O recurso ao trabalho por turnos tem vindo a ser alargado aos mais variados sectores da sociedade e da economia. Entre 2009 e 2018, estima-se um crescimento de 440 mil para cerca de 800 mil trabalhadores, sendo actualmente uma considerável fatia da população activa.
O capitalismo encontrou na laboração contínua e no recurso ao trabalho por turnos um meio de rentabilização máxima, estilo produtivo eficaz para a obtenção de mais-valias com menos perdas, com maior obtenção de lucro, portanto. Como diria Karl Marx, os obstáculos ao capitalismo seriam apenas barreiras naturais e neste caso o “sono” que não se elimina é ainda uma barreira natural e fundamental para a sua proteção.
São conhecidas as consequências deste regime para quem o exerce, das perturbações no sono, fadiga, depressão, limitações na vida pessoal e social, riscos cardiovasculares ou maior probabilidade de contrair cancro. Por isso, tem vindo a ser cada vez mais premente a necessidade de justiça para estes trabalhadores.
Se, por um lado, se apresentaram propostas concretas na Assembleia da República, que previam essa justiça por via do direito ao descanso, maior regularidade no acompanhamento médico ou na tão reivindicada antecipação da reforma, por outro, falhámos quando não exigimos que a regulamentação do trabalho por turnos fosse condição para a viabilização do Orçamento de Estado 2020.

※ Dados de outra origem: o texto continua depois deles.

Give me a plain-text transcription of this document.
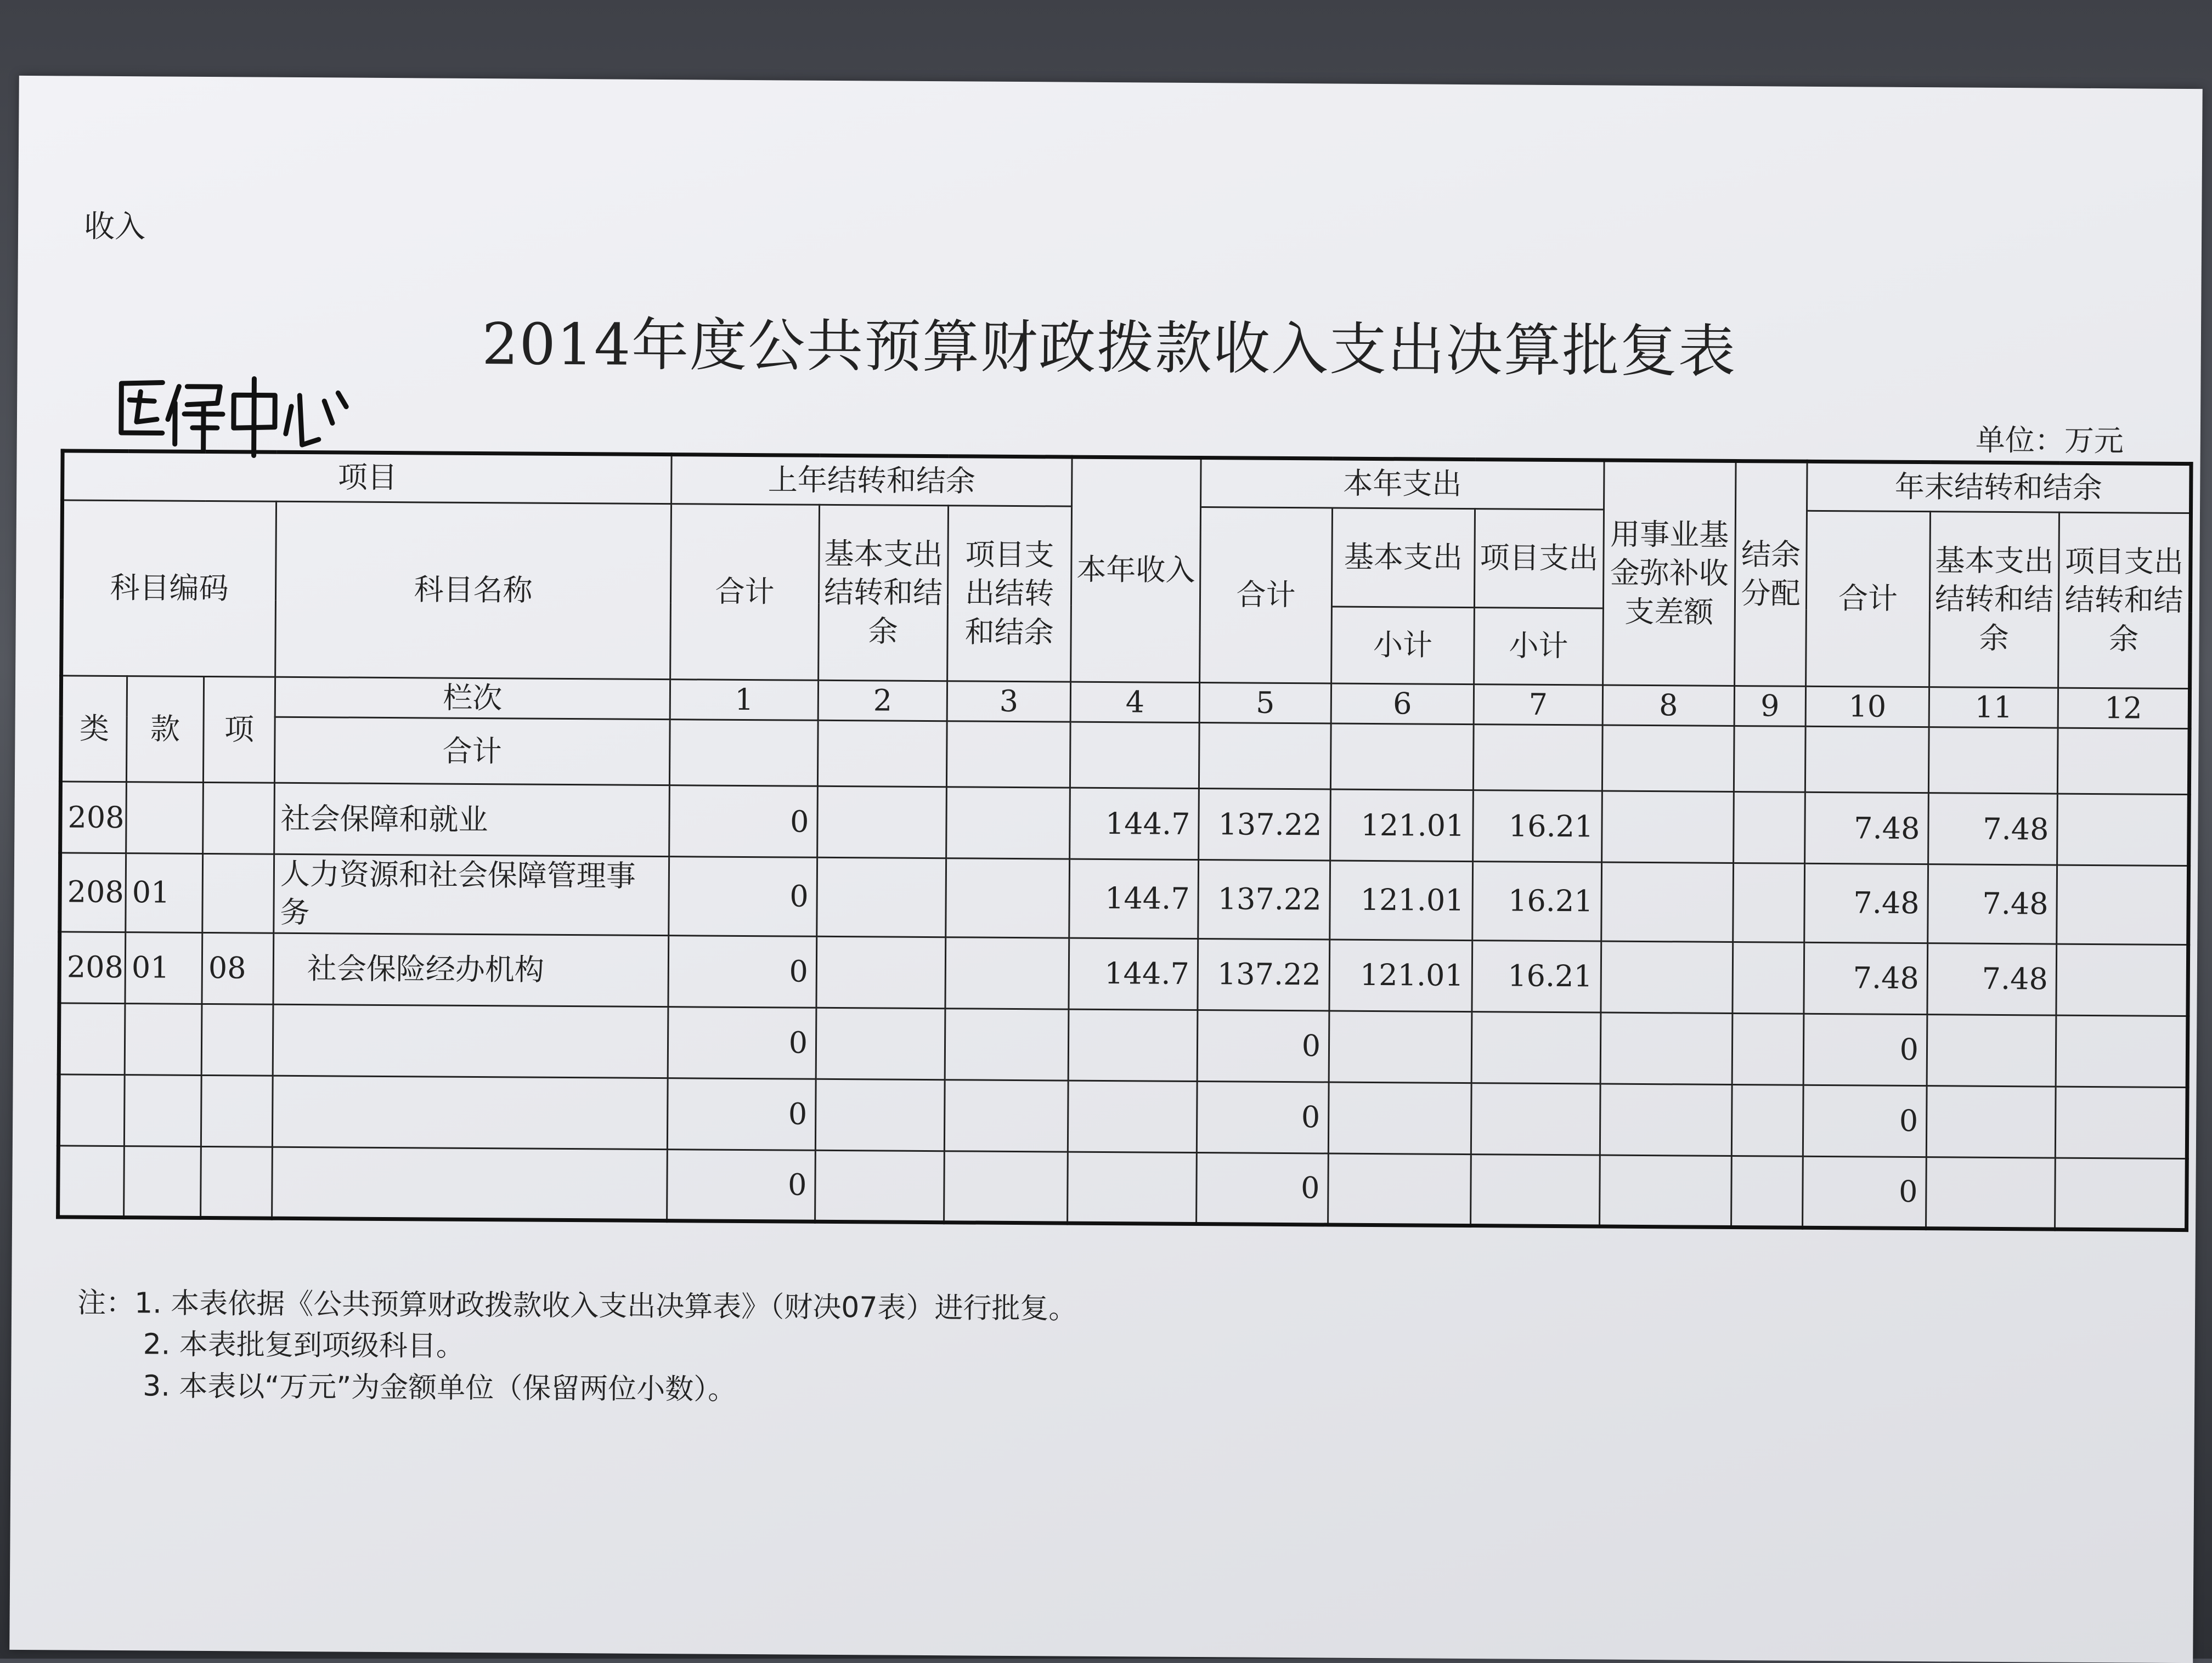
收入
2014年度公共预算财政拨款收入支出决算批复表
单位：万元
项目				上年结转和结余			本年收入	本年支出			用事业基金弥补收支差额	结余分配	年末结转和结余		
科目编码			科目名称	合计	基本支出结转和结余	项目支出结转和结余		合计	基本支出	项目支出			合计	基本支出结转和结余	项目支出结转和结余
									小计	小计					
类	款	项	栏次	1	2	3	4	5	6	7	8	9	10	11	12
			合计												
208			社会保障和就业	0			144.7	137.22	121.01	16.21			7.48	7.48	
208	01		人力资源和社会保障管理事务	0			144.7	137.22	121.01	16.21			7.48	7.48	
208	01	08	社会保险经办机构	0			144.7	137.22	121.01	16.21			7.48	7.48	
				0				0					0		
				0				0					0		
				0				0					0		
注：1. 本表依据《公共预算财政拨款收入支出决算表》（财决07表）进行批复。
2. 本表批复到项级科目。
3. 本表以“万元”为金额单位（保留两位小数）。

Neste momento complexo de plena crise epidémica e social, se o “Estado de Emergência” coloca ainda mais estes trabalhadores expostos ao abuso e limitados nos seus direitos, também a enorme e natural probabilidade de fragilidade imunológica acentuada pelo momento que se vive, constitui um risco acrescido para estas e este trabalhadores constituindo um grupo de risco, de extrema importância na organização da sociedade.

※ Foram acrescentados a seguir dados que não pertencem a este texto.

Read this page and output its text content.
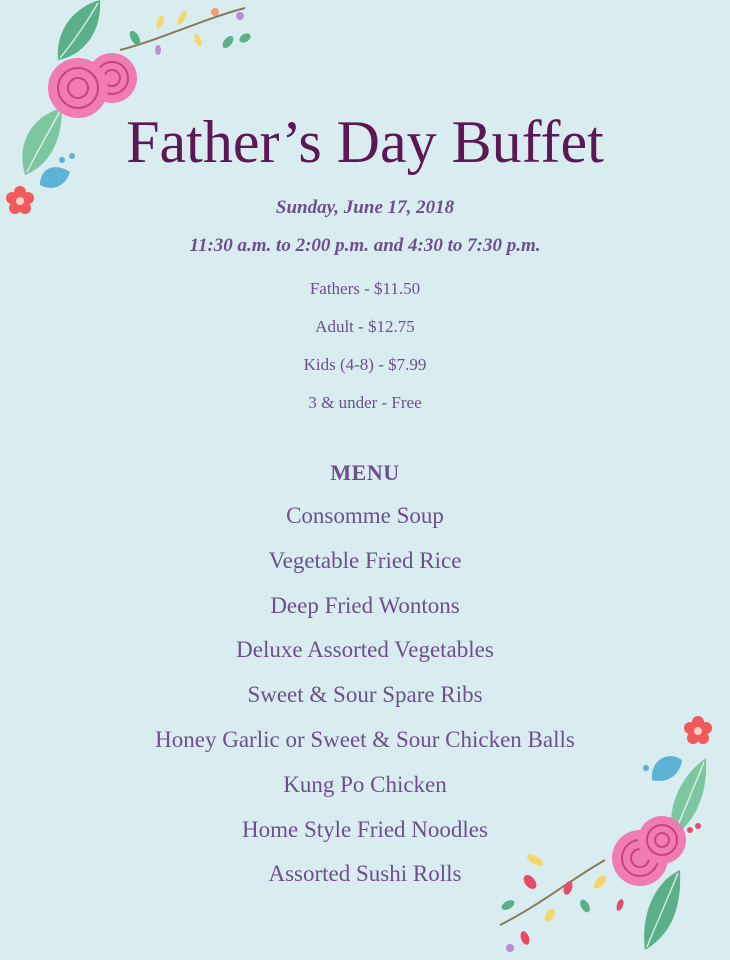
Father’s Day Buffet
Sunday, June 17, 2018
11:30 a.m. to 2:00 p.m. and 4:30 to 7:30 p.m.
Fathers - $11.50
Adult - $12.75
Kids (4-8) - $7.99
3 & under - Free
MENU
Consomme Soup
Vegetable Fried Rice
Deep Fried Wontons
Deluxe Assorted Vegetables
Sweet & Sour Spare Ribs
Honey Garlic or Sweet & Sour Chicken Balls
Kung Po Chicken
Home Style Fried Noodles
Assorted Sushi Rolls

Sabemos que o sector económico e rentista não irá desistir um segundo que seja da obtenção de lucro, e que os sectores vitais para o país, da alimentação à saúde, ou da energia aos transportes, caso parassem, colocariam em risco milhares de vidas. É nessa base que devemos pensar neste momento. O que não devemos é tornar quem trabalha por turnos num grupo de risco invisível, permitindo que não se criem mecanismos de mitigação específicos e a necessária justiça que se impõe, questões indissociáveis das lutas de uma esquerda anticapitalista.